Photos of vaccinated community members flood our social media feeds as people share their excitement on what seems to be a step closer towards a pre-pandemic world.
As governments put a stop to social activities we previously took for granted, the question of finally returning back to the delicacies of ‘normal’ life lingers. Looking at our neighbors in the United States of America, the Centers for Disease Control and Prevention (CDC) has said that fully vaccinated individuals are able to hold outdoor gatherings without the use of masks.
However, Canada still stands on the cusp of just the first round of expectations. As such, can we really expect activities such as sports, playgrounds, concerts, and weddings to reopen, per say? Dr. Navdeep Grewal of the South Asian COVID Task Force suggests that we refrain from getting too eager, “After the first round of vaccinations, things won’t really change that much in terms of public health mandates because we are still not fully protected until 3-4 weeks after we’ve received our second dose. We will still have to wear masks indoors, in public places and continue to physically distance.” That said, she advises that the number of hospitalizations and deaths are expected to significantly drop as vaccinations increase, making it more likely that public health guidelines loosen and allow for larger gatherings.
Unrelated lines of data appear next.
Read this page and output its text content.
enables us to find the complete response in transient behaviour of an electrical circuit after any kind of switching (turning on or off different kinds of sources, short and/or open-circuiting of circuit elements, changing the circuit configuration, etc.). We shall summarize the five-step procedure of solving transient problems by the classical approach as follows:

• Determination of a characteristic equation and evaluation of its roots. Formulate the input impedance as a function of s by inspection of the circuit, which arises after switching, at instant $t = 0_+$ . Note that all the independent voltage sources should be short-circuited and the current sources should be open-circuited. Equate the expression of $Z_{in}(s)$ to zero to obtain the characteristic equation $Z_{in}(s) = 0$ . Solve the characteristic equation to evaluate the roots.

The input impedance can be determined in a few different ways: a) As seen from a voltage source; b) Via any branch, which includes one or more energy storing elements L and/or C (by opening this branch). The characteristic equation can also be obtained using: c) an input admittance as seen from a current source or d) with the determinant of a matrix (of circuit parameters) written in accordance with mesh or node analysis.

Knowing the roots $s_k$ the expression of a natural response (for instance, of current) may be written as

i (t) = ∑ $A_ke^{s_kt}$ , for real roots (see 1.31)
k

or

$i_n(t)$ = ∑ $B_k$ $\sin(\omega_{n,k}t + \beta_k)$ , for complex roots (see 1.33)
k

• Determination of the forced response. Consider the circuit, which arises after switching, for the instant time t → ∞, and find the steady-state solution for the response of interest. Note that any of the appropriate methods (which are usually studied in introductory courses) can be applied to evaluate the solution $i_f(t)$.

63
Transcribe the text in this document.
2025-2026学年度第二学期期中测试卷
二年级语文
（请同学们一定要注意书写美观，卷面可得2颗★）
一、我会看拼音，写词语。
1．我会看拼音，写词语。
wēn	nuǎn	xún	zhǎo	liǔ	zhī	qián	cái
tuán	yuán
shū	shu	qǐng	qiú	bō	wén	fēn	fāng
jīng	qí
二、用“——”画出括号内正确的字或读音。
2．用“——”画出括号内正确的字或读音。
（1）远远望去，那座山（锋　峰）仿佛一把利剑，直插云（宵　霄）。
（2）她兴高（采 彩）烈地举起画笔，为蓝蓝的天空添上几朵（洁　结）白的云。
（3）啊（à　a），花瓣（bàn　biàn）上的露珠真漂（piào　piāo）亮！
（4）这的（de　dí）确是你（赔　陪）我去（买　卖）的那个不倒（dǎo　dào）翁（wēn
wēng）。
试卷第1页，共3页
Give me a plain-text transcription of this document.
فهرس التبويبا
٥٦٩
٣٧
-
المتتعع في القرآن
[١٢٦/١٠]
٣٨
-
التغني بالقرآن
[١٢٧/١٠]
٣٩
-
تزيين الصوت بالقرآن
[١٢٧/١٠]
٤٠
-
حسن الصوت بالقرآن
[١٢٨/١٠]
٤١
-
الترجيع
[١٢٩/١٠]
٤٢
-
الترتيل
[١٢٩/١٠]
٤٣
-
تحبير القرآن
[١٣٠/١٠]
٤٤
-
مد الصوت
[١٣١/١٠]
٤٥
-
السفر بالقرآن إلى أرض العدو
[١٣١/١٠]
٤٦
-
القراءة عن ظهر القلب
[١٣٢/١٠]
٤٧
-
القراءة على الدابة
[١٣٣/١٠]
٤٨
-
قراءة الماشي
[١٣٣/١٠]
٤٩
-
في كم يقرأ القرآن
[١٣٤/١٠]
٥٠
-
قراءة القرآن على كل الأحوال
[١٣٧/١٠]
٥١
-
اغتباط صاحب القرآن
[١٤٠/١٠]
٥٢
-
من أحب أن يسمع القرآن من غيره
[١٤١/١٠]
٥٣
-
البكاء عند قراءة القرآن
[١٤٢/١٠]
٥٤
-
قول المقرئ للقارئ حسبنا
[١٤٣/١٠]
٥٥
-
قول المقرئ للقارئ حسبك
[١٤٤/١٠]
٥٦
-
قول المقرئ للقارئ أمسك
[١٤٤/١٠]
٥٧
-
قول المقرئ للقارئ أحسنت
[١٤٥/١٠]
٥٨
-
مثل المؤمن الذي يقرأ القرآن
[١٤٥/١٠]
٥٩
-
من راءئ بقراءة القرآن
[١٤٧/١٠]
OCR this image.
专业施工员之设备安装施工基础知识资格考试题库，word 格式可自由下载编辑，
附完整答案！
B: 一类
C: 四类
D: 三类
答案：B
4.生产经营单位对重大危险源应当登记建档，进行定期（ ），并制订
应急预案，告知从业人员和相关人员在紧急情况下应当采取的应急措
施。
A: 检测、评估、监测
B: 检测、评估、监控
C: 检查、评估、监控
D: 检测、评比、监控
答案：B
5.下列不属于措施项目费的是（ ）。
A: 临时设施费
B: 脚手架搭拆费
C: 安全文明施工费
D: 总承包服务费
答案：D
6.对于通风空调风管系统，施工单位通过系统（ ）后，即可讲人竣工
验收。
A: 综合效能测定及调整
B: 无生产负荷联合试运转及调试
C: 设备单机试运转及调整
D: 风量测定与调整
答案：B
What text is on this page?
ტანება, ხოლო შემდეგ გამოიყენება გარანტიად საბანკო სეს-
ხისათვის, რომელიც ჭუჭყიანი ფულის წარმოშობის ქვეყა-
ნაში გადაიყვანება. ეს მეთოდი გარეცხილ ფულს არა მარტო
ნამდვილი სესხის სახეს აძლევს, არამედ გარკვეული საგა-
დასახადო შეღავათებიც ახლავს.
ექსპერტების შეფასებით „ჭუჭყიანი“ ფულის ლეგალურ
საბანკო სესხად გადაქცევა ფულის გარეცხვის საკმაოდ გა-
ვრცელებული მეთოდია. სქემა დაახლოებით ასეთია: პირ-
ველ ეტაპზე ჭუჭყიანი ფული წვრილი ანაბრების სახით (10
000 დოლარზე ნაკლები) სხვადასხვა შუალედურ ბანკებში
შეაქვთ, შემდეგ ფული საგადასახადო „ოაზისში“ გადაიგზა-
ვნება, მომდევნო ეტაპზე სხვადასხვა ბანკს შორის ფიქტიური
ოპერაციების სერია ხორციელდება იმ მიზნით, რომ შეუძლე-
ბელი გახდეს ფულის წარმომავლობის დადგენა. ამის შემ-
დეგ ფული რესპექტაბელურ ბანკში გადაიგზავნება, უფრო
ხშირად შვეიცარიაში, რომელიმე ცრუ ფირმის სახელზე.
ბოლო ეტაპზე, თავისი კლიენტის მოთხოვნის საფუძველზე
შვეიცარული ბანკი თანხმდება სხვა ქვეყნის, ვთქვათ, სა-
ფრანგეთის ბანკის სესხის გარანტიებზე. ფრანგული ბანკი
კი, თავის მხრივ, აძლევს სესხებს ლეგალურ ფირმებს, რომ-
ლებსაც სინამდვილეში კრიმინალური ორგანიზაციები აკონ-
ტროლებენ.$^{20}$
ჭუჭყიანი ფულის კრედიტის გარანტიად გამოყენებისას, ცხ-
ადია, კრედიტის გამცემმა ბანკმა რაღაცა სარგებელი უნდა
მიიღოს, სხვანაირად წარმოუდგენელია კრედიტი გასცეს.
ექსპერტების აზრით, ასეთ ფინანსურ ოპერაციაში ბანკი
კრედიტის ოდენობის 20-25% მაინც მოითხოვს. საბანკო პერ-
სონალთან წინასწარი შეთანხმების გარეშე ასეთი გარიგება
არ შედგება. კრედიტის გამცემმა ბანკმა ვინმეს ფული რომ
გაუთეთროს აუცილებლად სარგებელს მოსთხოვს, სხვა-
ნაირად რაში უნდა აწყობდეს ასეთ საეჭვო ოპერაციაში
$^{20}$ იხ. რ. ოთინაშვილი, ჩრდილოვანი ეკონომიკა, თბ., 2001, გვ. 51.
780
However, it is only after the second round of vaccinations that notable changes on restrictions for gatherings and travel will come about – more to the likeness of a pre-pandemic Canada. Until 80% of the eligible population gets both doses, masks and social distancing will be the norm. Also associated with the South Asian COVID Task Force, Dr. Madhu Jawanda details that as the vaccine roll-out accelerates and more people are getting vaccinated, along with the warmer weather, more outdoor activities will become sanctioned.
Until we reach community immunity and are all safe, stadium sports and concerts are just not realistic. “I wish I had a crystal ball and could predict when we can get together for large indoor/outdoor activities, but only time will tell,” says Jawanda.
In fact, Dr. Grewal explains that even after everyone has been immunized with the second dose, there still remains the concern of decreased vaccine effectiveness against variants. As a result, it is possible that the CDC changes their guidelines and eventually requires booster doses, especially if hospitalization numbers start to increase again. For now, we know that all government-approved vaccines do prevent serious illness and death, even in variant cases. Dr. Jawanda emphasizes the importance of ensuring that we minimize the community spread of the virus to prevent creating a situation which will lead to further illnesses, closures and COVID variants.
This begs the question, then, if the new normal is here to stay and what the timeline of normalcy looks like. As per Global leader in market research, Ipsos, only 1 in 4 Canadians believe that life will return to normal this year.
Dr. Grewal’s opinion on the matter is that the pre-pandemic normal will occur only once this virus spread is finally under control – once it becomes more like a common cold, and less like the currently unpredictably serious illness it can be. This may take several months to another year to occur. Dr. Jawanda outlines an interesting perspective, “The new normal is here to stay until we have control of the virus. Right now, the virus has control of us to a certain extent. I think we will see normalcy in early 2022 in Canada.” After we have the virus under control, good habits will hopefully come out of our experience with the pandemic, namely wearing masks in public when feeling unwell, or staying home when sick, and washing hands before eating food or touching the eyes.
Dr. Jawanda urges the public to also consider the fact that this is a global concern, not just a local or national one. Although we may be relatively normal, the rest of the world needs to be vaccinated in order to prevent creation of variants and ongoing spread. This virus knows no borders, boundaries, race or religion. We need to mobilize collectively in a humanitarian effort to combat COVID.
Despite any positive advances we make, we are far from becoming completely carefree when it comes to COVID-19. Dr. Grewal shares an important message, “We are inching closer to the end of the pandemic and our ability to live, work and travel as we please. However, we should remain vigilant as future pandemics could occur, but at least we will have learned what worked and didn’t work.” Hopefully, if such a situation arises, we can use our knowledge to globally work together, share technology and vaccines, and provide equitable help all around the world.
To help us all get vaccinated faster, Dr. Jawanda suggests that communities help elders, friends, and family with the process. Canadians can help each other by registering themselves for the COVID vaccine through the government website or the phone line provided by the government. As per the BC Centre for Disease Control, vaccines save lives by protecting the people that get vaccinated and those around them. The more people in a community who are vaccinated and therefore protected from COVID-19, the harder it is for it to spread, taking us one step closer to a normal life as we know it to be before the pandemic.